Sin embargo, apenas la miró, el soberbio joven retrocedió y se burló sin piedad: “–¡Prefiero morirme a besarte!”.
Otro ejemplo más de la soberbia de nuestro Narciso, que se marchó a pesar de los ruegos de un pueblo sin voz primera, pero con ojos -ciegos-.
La maldición que pesaba sobre Eco depositó al pueblo, finalmente, en el bosque para siempre. Un cuerpo desaparecido que de a ratos repetía palabras que primero escuchaba de otras personas.
Javier Narciso siguió destratando otredades a diestra y siniestra, y más diestra que siniestra. Bah, no sé. En fin, siguió hasta que alguien desconocido se enojó y, por eso, invocó a la Diosa de la Venganza, que escuchó su suplica y actuó en consecuencia.
En un sector del bosque, donde no existía maíz, “¡nada!”; trigo, “¡nada!”; algodón, “¡nada!”; pero en donde sí había una fuente, se acercó Javier y, al ver un destello de luz -algo parecido a los brillos de un estudio de televisión-, se miró en el agua tranquila. En ese instante, observó su rostro reflejado, enamorándose de su belleza. En verdad, creyó verse -así como ya había visto a su pareja disfrazada de él-, aunque vio reflejado a otro narcisista también de ojos claros. Ambos tenían en común la destrucción de líderes que crecían a sus alrededores, posiblemente por sus egos intolerantes a la competencia; pasando de ser monarcas a tiranos despiadados.
El reflejo brillante de Mauricio, que paradójicamente significa moreno, fue lo más parecido al amor. “¡Cuántas veces acercó sus labios al agua intentando besar la imagen! Pero, una y otra vez, esta se desvanecía en ondas concéntricas, y lo mismo ocurría cuando intentaba abrazarla. Pasaron días y días, y el amor lo retenía junto a la fuente. Sus rosadas mejillas se volvieron amarillentas, su cuerpo fue perdiendo el vigor”. Sí, justo amarillentas…

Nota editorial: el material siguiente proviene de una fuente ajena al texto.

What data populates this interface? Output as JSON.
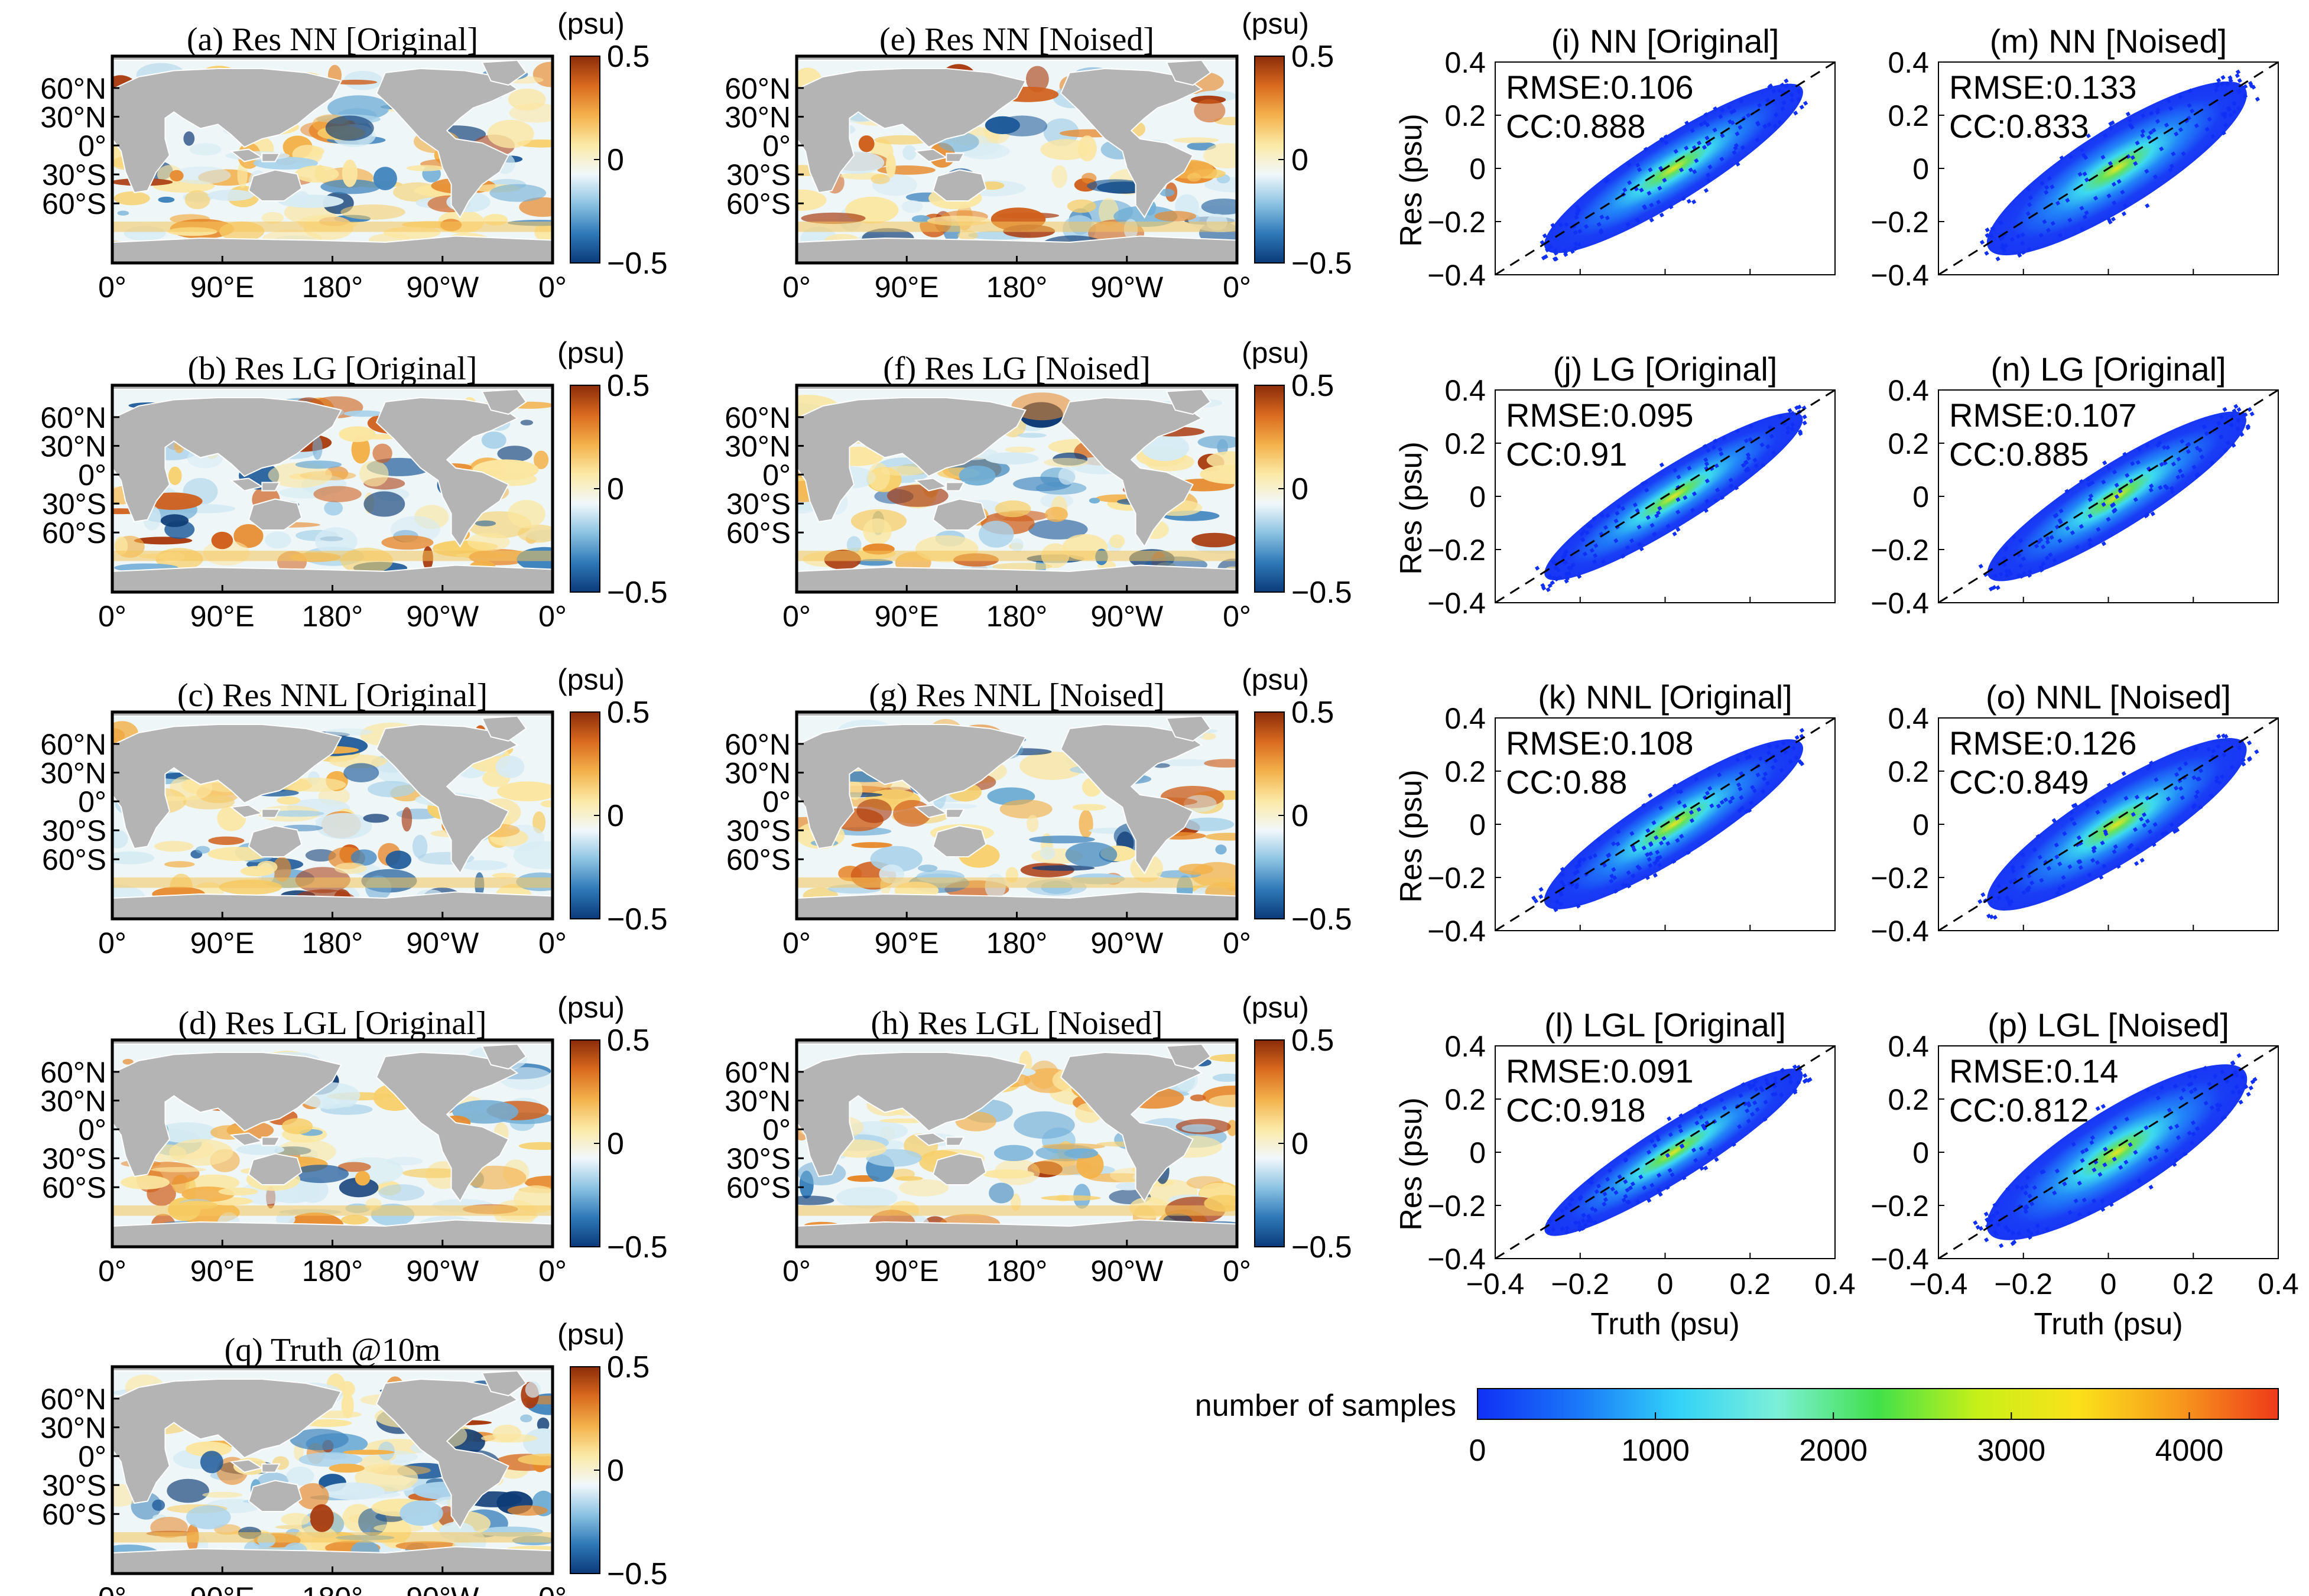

“–¡Sal del agua! – suspiraba Narciso –. No te comprendo. Me sonríes cuando te sonrió. Contestas a mis palabras con otras que no puedo oír. Correspondes a mis abrazos, pero no puedo tocarte… Abandona la fuente para que podamos estar juntos”. Sí, juntos…
Luego, entendió todo. Comprendió que era su reflejo en el agua y se dijo: “¡Amo un imposible!”. Entre tanta congoja, Javier Narciso suspiraba “¡Ay!” y en del fondo del bosque, de la garganta del pueblo -poderosa y no profunda-, Eco replicaba “¡Ay! ¡Ay!”, estremecido por el triste final.
La profecía del oráculo autocumplida una vez más. Narciso murió cuando se conoció a sí mismo -o cuando se topó con un par prácticamente idéntico-.
Por eso, para él esta es la elección más importante de los últimos cien años; porque es la suya. Su narcicismo así lo vive -como quien cree que se puede pescar cualquier enfermedad fatal que anda dando vueltas por ahí. ¿Por qué la enfermedad me buscaría primero a mí, antes que a otros? Por narcisismo-. Si bien esta es una elección importante, es igual de importante que todas las otras.
Así, “[e]n el lugar donde había yacido el joven junto a la fuente, había brotado una bella y delicada flor amarilla, a la que llamaron narciso”.
Por Pablo Obiaño
DNI: 36.834.718
*Citas de Eco y Narciso en Mitos Clasificados 2, Pedro Calderón de la Barca, editorial Cántaro, Bs. As., 2003, pág. 55 y ss.